• We Just Had a Baby-Now What?
  • November 9, 2016 | Author: Dustin H. Noble
  • Law Firm: Hopkins Huebner P.C. - Des Moines Office
  • If you recently brought a baby into the world, you likely spent countless hours researching baby products, preparing a nursery, and preparing yourselves for your new bundle of joy. How do I know this? My wife and I are expecting our first child, and we are immersed in the preparation stage. An item that may have gotten pushed to the back of your list, or didn’t make the list at all, is how your new baby impacts your estate plans, specifically, your will, if one exists.

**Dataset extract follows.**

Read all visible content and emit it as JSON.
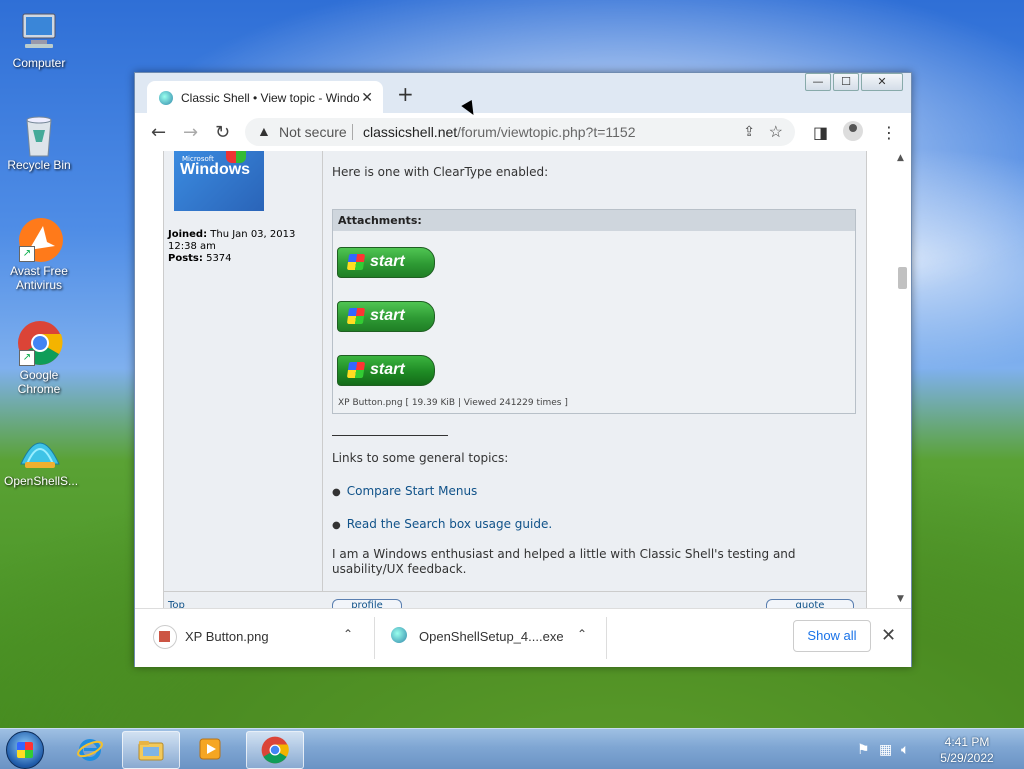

    Didn’t have a will previously? No need to feel like you dropped the ball. For many young people starting out, a will may not be necessary depending on your financial situation and your desires if anything were to happen to you. However, once your new baby enters the picture, that is no longer the case. For parents with minor children, one of the most important aspects a will should address is who will be named as guardian, the person responsible for taking care of the child(ren) if anything were to happen to both parents. Another important issue to consider is the distribution of the proceeds of your estate. Your will can provide that your assets are to be held in trust until your child reaches a certain age.

    Already have a will? Way to go. If you’ve already named a guardian in your will and have provided how and when your children are to receive proceeds from your estate, you already have important jobs done. One new question you may have now, though, is whether you need to change your will to include your newborn. With properly drafted wills, making such a change may not be absolutely necessary. In many wills, a paragraph is dedicated to naming any children you have at the time the will is signed. Typically, there is a sentence in that same paragraph that provides something along the lines of, “All references to my child/children shall refer to him/her/them and any afterborn or adopted children that I may have.” If your will has a provision similar to this, your new baby is already covered by your current will. However, some parents still choose to update their wills to ensure the names of all their children are provided, which is perfectly fine.

    With your new baby demanding a significant amount of your time and attention, make sure you find time to consider these issues and take action, if necessary.